Papá nunca perdió su pasión por volar, a pesar de que ahora era igualmente apasionado por otras cosas: su aprendizaje, su crecimiento, su conexión con Di-s. Eso inspiró a algunos de nosotros a seguir sus pasos.

Estos días, nuestra familia es muy diferente a la que volaba junta por toda la costa este. Dos estamos casados, uno con hijos, y uno comprometido. Mamá se fue. Y papa se comprometió, con una mujer de su "nuevo" mundo. El era la personificación de la alegría en su fiesta de compromiso, el feliz futuro novio celebrando su compromiso, aceptando mazel tovs de sus amigos de sombrero negro y de sus esposas con maravillosas pelucas. El contraste entre este hombre y aquel que me crió era muy fuerte, y yo me pregunté si quizás íbamos a estar separados para siempre, junto con los últimos trazos de la familia que una vez conocí.

Pero el sonrió brillantemente cuando me vio llegar.
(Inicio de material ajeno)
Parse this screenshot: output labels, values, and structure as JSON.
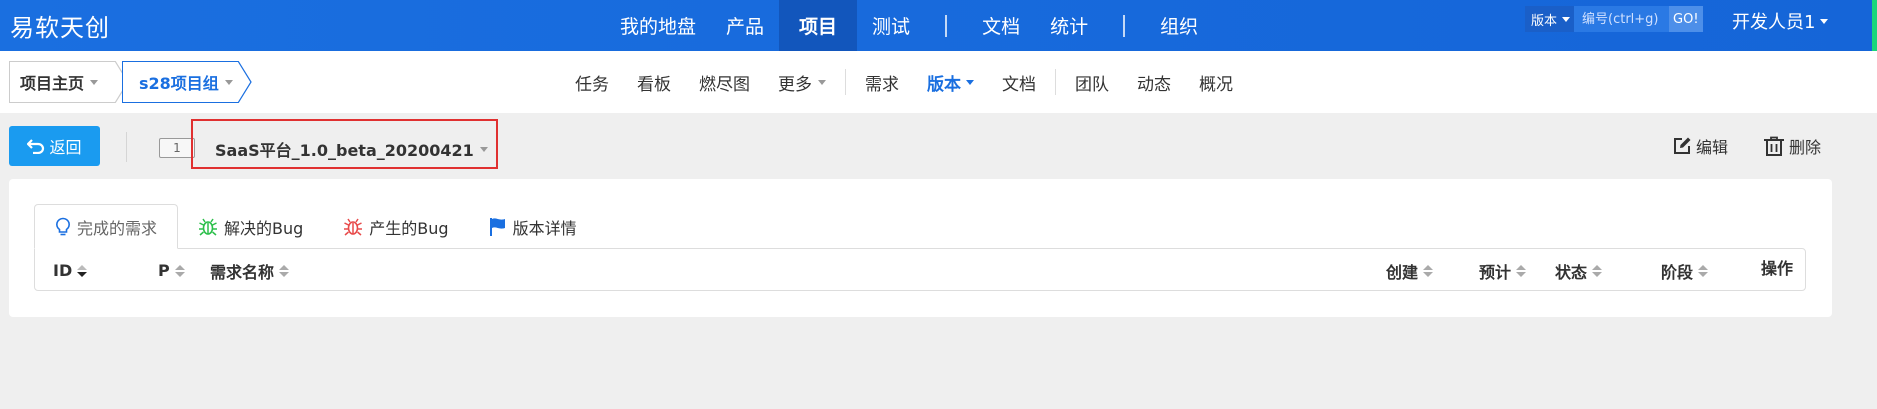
{
  "app": {
    "logo": "易软天创"
  },
  "top_nav": {
    "items": [
      "我的地盘",
      "产品",
      "项目",
      "测试",
      "文档",
      "统计",
      "组织"
    ],
    "active": "项目"
  },
  "search": {
    "type_label": "版本",
    "placeholder": "编号(ctrl+g)",
    "go_label": "GO!"
  },
  "user": {
    "name": "开发人员1"
  },
  "breadcrumb": {
    "home": "项目主页",
    "project": "s28项目组"
  },
  "sub_nav": {
    "items": [
      "任务",
      "看板",
      "燃尽图",
      "更多",
      "需求",
      "版本",
      "文档",
      "团队",
      "动态",
      "概况"
    ],
    "active": "版本"
  },
  "toolbar": {
    "back_label": "返回",
    "version_badge": "1",
    "version_name": "SaaS平台_1.0_beta_20200421",
    "edit_label": "编辑",
    "delete_label": "删除"
  },
  "tabs": [
    {
      "label": "完成的需求",
      "icon": "lightbulb-icon",
      "active": true
    },
    {
      "label": "解决的Bug",
      "icon": "bug-icon",
      "color": "#2bbf4a"
    },
    {
      "label": "产生的Bug",
      "icon": "bug-icon",
      "color": "#e84a4a"
    },
    {
      "label": "版本详情",
      "icon": "flag-icon",
      "color": "#1a6fe0"
    }
  ],
  "table": {
    "columns": [
      "ID",
      "P",
      "需求名称",
      "创建",
      "预计",
      "状态",
      "阶段",
      "操作"
    ]
  },
  "colors": {
    "topbar": "#1a6fe0",
    "accent": "#1a6fe0",
    "back_button": "#1a9bf0",
    "highlight": "#e03030"
  }
}
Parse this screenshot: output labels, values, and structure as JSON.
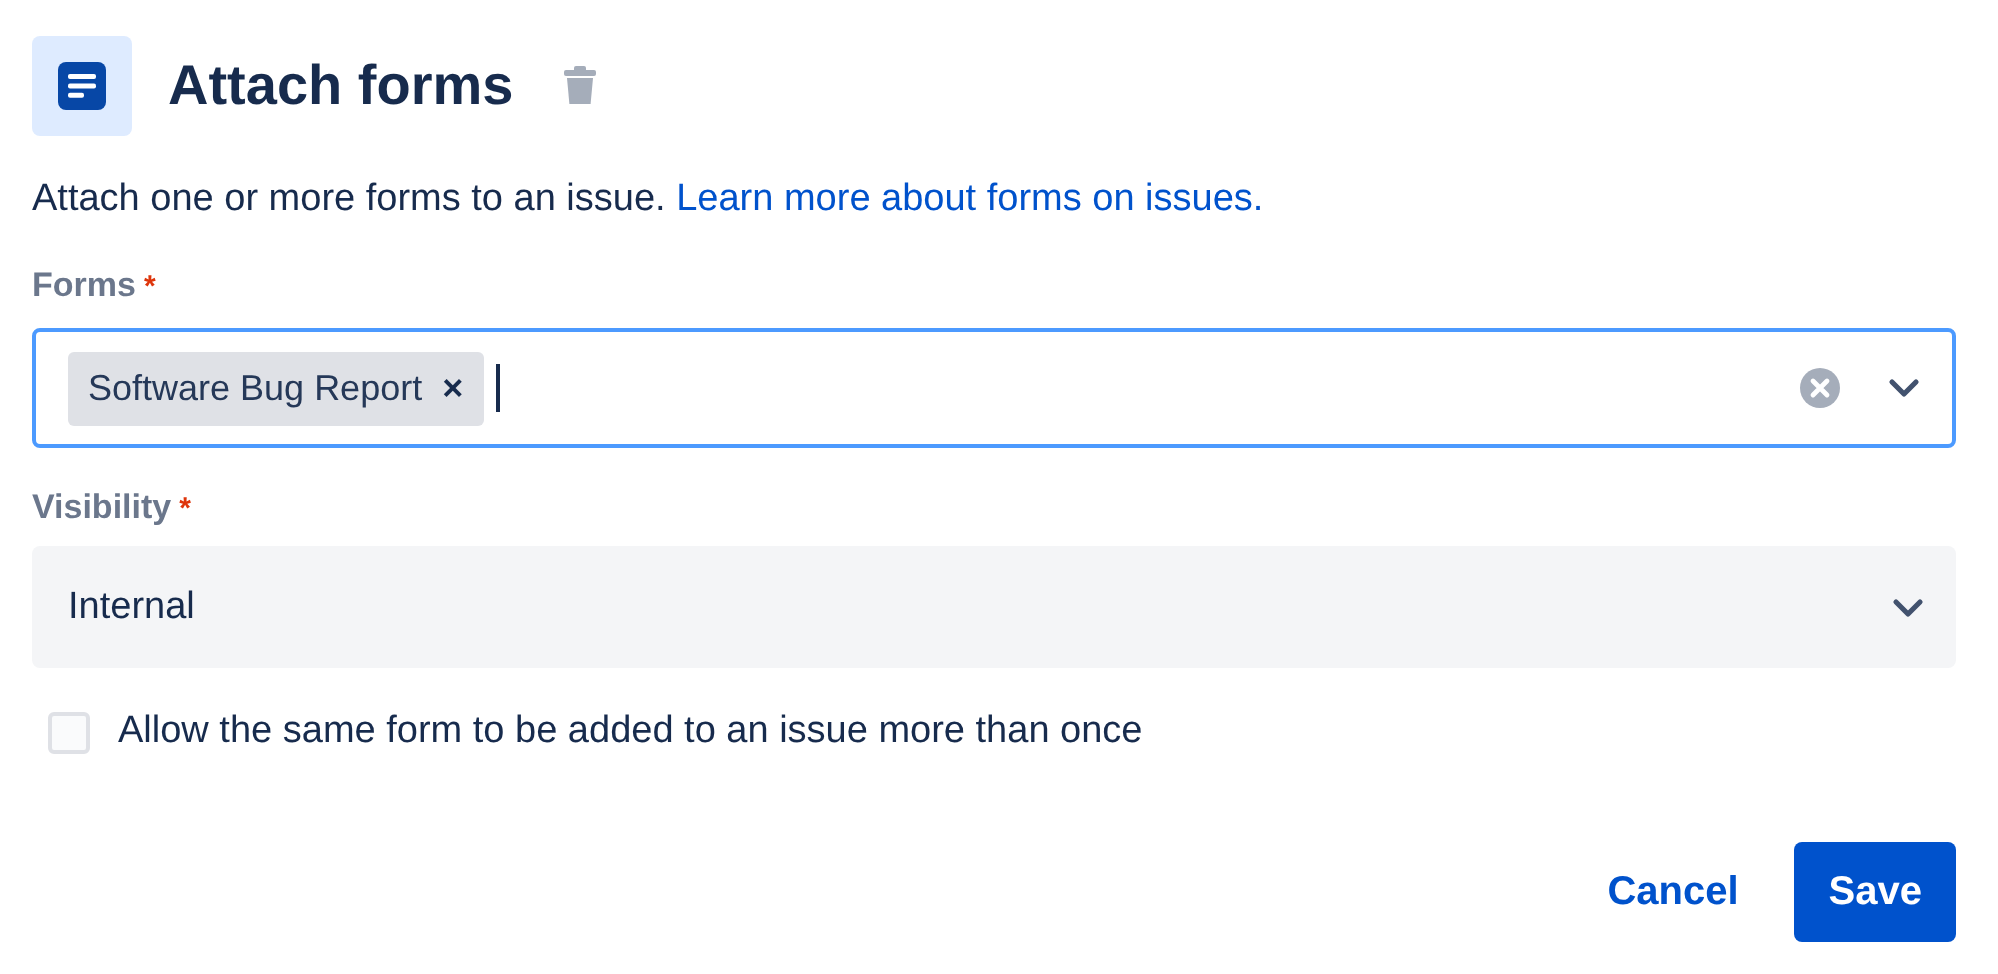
{
  "header": {
    "title": "Attach forms"
  },
  "description": {
    "text": "Attach one or more forms to an issue.",
    "link": "Learn more about forms on issues."
  },
  "forms_field": {
    "label": "Forms",
    "required_mark": "*",
    "focused": true,
    "tags": [
      {
        "label": "Software Bug Report",
        "remove": "×"
      }
    ]
  },
  "visibility_field": {
    "label": "Visibility",
    "required_mark": "*",
    "value": "Internal"
  },
  "option": {
    "label": "Allow the same form to be added to an issue more than once",
    "checked": false
  },
  "buttons": [
    {
      "label": "Cancel",
      "kind": "subtle"
    },
    {
      "label": "Save",
      "kind": "primary"
    }
  ]
}
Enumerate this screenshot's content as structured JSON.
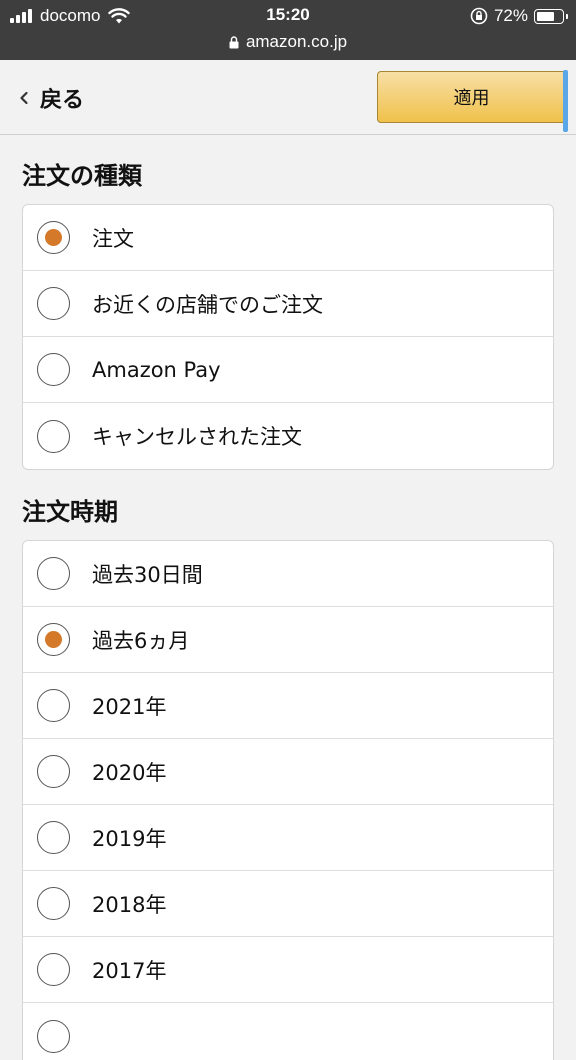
{
  "status_bar": {
    "carrier": "docomo",
    "time": "15:20",
    "battery_percent": "72%",
    "battery_level": 0.72,
    "url": "amazon.co.jp"
  },
  "header": {
    "back_label": "戻る",
    "apply_label": "適用"
  },
  "colors": {
    "accent_radio": "#d4792a",
    "apply_button": "#f0c14b"
  },
  "order_type": {
    "title": "注文の種類",
    "options": [
      {
        "label": "注文",
        "selected": true
      },
      {
        "label": "お近くの店舗でのご注文",
        "selected": false
      },
      {
        "label": "Amazon Pay",
        "selected": false
      },
      {
        "label": "キャンセルされた注文",
        "selected": false
      }
    ]
  },
  "order_period": {
    "title": "注文時期",
    "options": [
      {
        "label": "過去30日間",
        "selected": false
      },
      {
        "label": "過去6ヵ月",
        "selected": true
      },
      {
        "label": "2021年",
        "selected": false
      },
      {
        "label": "2020年",
        "selected": false
      },
      {
        "label": "2019年",
        "selected": false
      },
      {
        "label": "2018年",
        "selected": false
      },
      {
        "label": "2017年",
        "selected": false
      },
      {
        "label": "",
        "selected": false
      }
    ]
  }
}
Me presentó orgullosamente a sus amigos.

Cuando la gente se fue, me tomó del brazo y me habló en voz baja.

"Siempre estoy aquí para ti," dijo. "En cualquier momento que lo necesites".

Y mientras era rodeado una vez más por un enjambre de trajes negros, recordé el cielo claro en la noche afuera de mi ventana en el avión de papá, acunándonos a nosotros seis como si fuéramos las únicas personas en el mundo. Yo estaba a salvo con papá al mando, llevándonos volando a casa.